Mulher pratricando esporte, no Brasil, há 82 temporadas? Nem pensar! Em 14 de abril de 1941, o Decreto-Lei 3.199/41, do presidente Getúlio Vargas, as proibiu de fazer qualquer coisa “incompatível com as condições de sua natureza”, o que fez com que os primeiros times femininos de futebol (1940) darem para trás. Mesmo assim, às escondidas, elas encararam a propibição, inclusive recorrendo a picadeiros de circos para driblar o “Getulhão”. O lance, porém, piorou, em 1965, quando rolava uma ditadura militar tocada por generais-presidentes da república.
Por ali, o chefão do Conselho Nacional de Desportos-CND, o general Eloy Massey Oliveira de Menezes, que havia sido atleta do futebol do Vasco da Gama da década-1920, canetou a Deliberação Nº 07, tirando das meninas o gostinho de rolar a bola no futebol (regulamentado em 1983), no futebol de salão e no de praia. Bem como de praticar lutas desportivas, pólo e pólo aquático, rugby, halterofilismo e beisebol, restrições que vingaram até 1979. Mas, como a lei para tirá-las dos gramados, cimentados, areiais, piscinas e tablados não se manifestava sobre a participação delas na administração desportiva, já havia surgiu, sem ser incomodada, a primeira “mulher cartola” no país. Em 1923, portanto, bem antes da marcação getulista em cima delas.
A mocinha Júlia Pinheiro, sem demora, ganhou a simpatia dos dirigentes de clubes e da entidade, que passaram a chamá-la por Julinha. Qualquer dúvida com tabelas, regulamentos, inscrições, etc era só chama-la, que batia em cima da questão. Só ficava uma fera com a cartolada quando alguém lhe aparecia a cinco minutos do final do expediente solicitando registro de atleta, “o futuro maior craque do planeta” - que terminava, sempre, sendo um perna-de-pau. Por conta daquilo, a Julinha chegou a pedir, por vária vezes, troca de seção, ouvindo eternos “nãos”, pois os cartolões da Liga sabiam que ninguém era melhor do que ela em seu ofício. Tanto que promoveram-na a chefe do seu pedaço, liderando quatro homens – Antônio Diniz Júnior (sub-chefe), Durval Barbosa, Aladir Antônio de Araújo e Alfredo de Oliveira Santos.
Dona Julinha comandava quatro briosos assessores
A Julinha que, com o tempo, virou Dona Julinha, organizava tão bem estatísticas para clubes e jogadores, que era consultada por federações e ligas de várias partes do país.

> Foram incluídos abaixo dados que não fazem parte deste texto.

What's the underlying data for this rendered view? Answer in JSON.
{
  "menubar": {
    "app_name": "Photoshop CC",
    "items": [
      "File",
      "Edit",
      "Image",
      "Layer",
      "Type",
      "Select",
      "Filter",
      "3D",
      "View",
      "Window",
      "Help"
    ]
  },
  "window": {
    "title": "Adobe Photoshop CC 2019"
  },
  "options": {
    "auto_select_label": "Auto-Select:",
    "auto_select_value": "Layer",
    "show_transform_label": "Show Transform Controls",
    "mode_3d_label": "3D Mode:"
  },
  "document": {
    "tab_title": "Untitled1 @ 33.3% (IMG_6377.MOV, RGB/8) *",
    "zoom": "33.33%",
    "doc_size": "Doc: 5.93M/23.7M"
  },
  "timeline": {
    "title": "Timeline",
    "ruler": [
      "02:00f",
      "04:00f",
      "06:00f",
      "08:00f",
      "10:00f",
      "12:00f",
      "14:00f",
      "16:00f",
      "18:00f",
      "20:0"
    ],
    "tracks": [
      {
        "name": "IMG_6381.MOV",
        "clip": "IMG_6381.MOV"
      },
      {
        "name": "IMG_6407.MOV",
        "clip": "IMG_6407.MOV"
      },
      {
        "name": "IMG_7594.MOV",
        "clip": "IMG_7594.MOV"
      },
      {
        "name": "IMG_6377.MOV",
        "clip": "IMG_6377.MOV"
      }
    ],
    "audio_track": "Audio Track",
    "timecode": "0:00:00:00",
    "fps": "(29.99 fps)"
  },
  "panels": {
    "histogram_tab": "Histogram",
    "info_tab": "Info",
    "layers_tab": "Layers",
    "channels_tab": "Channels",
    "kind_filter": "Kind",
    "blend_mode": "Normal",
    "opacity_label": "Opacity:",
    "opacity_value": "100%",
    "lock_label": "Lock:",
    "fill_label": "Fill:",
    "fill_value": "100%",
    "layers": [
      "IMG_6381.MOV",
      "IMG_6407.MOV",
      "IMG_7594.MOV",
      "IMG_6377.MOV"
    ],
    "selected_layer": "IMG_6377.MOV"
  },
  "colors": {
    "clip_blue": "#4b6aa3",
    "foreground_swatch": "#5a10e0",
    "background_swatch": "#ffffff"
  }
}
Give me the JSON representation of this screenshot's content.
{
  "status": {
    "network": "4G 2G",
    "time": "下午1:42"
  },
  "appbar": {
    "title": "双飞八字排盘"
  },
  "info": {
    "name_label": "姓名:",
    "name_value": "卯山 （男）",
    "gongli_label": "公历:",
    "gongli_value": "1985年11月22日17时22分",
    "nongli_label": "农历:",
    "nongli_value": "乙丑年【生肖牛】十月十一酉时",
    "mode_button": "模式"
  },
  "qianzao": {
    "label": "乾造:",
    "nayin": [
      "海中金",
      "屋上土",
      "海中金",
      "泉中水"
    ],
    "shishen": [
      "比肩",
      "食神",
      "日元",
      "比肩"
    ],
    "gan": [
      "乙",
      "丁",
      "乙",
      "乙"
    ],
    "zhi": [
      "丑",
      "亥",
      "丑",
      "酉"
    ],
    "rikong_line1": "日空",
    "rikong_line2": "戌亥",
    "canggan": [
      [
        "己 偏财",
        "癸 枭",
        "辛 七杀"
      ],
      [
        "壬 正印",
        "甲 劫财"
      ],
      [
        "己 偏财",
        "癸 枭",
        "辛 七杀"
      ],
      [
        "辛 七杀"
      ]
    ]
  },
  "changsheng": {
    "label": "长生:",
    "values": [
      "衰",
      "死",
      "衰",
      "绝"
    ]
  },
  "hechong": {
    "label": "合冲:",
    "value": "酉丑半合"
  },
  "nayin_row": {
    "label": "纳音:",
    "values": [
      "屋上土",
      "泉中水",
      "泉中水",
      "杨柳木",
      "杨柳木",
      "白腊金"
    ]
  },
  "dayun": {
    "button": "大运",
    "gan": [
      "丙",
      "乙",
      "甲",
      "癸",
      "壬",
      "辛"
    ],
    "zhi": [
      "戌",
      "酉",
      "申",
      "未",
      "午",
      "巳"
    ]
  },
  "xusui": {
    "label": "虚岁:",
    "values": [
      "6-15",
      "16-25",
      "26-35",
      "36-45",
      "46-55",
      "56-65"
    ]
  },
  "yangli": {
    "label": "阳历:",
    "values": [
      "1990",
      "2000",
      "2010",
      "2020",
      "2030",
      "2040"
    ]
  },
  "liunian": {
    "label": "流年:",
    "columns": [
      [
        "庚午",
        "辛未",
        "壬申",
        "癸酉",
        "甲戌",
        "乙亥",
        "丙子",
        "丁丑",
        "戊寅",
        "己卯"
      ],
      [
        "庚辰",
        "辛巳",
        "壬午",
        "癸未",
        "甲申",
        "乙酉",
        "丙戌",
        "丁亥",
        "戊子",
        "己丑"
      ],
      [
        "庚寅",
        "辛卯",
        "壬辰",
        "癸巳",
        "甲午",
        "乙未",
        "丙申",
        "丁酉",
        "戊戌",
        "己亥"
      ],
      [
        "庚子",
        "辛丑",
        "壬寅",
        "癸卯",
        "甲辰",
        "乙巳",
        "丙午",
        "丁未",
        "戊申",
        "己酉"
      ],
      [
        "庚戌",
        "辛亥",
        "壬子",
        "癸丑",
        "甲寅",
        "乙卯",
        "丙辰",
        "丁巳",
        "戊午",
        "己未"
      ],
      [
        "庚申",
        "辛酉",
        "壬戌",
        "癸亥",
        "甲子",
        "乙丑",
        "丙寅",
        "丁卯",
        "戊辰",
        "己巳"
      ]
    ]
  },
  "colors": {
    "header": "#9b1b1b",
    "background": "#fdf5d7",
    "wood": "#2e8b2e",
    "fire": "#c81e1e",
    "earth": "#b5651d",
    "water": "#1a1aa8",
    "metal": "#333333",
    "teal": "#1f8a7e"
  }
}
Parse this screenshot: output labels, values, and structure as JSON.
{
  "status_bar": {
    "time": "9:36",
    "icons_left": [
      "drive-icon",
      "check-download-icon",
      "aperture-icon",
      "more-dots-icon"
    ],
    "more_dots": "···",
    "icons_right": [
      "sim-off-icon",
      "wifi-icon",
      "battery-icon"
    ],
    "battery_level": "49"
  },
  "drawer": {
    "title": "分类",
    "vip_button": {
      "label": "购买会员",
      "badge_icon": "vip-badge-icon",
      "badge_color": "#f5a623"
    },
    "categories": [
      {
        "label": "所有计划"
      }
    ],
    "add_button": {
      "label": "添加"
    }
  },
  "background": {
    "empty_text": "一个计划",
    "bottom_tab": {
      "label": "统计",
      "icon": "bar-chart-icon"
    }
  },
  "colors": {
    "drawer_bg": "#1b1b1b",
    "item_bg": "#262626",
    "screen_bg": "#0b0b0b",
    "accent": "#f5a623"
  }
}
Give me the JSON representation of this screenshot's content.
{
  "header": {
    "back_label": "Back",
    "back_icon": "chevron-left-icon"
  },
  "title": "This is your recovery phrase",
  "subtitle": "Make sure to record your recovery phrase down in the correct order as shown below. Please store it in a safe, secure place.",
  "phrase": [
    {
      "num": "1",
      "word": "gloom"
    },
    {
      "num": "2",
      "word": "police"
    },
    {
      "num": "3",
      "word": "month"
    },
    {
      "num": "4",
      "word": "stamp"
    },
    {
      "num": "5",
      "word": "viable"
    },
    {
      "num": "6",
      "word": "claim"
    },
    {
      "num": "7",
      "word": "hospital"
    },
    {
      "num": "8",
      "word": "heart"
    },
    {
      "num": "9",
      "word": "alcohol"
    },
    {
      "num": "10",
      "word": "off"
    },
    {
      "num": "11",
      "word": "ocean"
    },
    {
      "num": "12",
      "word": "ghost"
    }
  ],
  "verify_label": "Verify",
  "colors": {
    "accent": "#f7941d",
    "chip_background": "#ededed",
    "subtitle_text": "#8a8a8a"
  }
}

Em seu tempo, era imposivel algum jogador ser “gato” – ter dados falsificados.
Uma das histórias mais interessantes vividas pela Dona Julinha aconteceu durante a década-1950, quando o meia-atacante Zizinho (Thomaz Soares da Silva) era considerado o melhor jogador do futebol brasileiro – o ídolo de Pelé. O craque tinha uma folha de anotações sempre crescente em quantidade de advertências e suspensões, defendendo Flamengo e Bangu. Um dia, ela passou-lhe um tremendo carão, daqueles tipo “menino se emende”. Zizinho ficou ruborizado e prometeu-lhe que, a partir de então, os brancos em sua folha de anotações não mudariam mais de cor. Contavam que, quando ele trocou o futebol carioca pelo São Paulo FC (em 1957), teria ido agradecer à Dona Julinha pelo pito que lhe passara.
A primeira cartola do futebol brasileiro abriu o caminho para mulheres dirigirem clubes, ligas e federações, como Michelle Ramalho, presidente da Federação Paraibana de Futebol (2018 a 2022 e reeleita para o cargo até 2026), e Patrícia Amorim e Leila Mejdalani Pereira, respectivamente, primeiras mulheres a presidirem Flamengo (2010 a 2021) e Palmeiras (desde 2021). A Dona Julinha, no entanto, não teve sucessões cartoleiras na família. Seu filho, Paulo Pinheiro, preferiu entrar para a equipe que transmitia o turfe carioca, pela TV Rio, que existiu entre 1955 a 1977.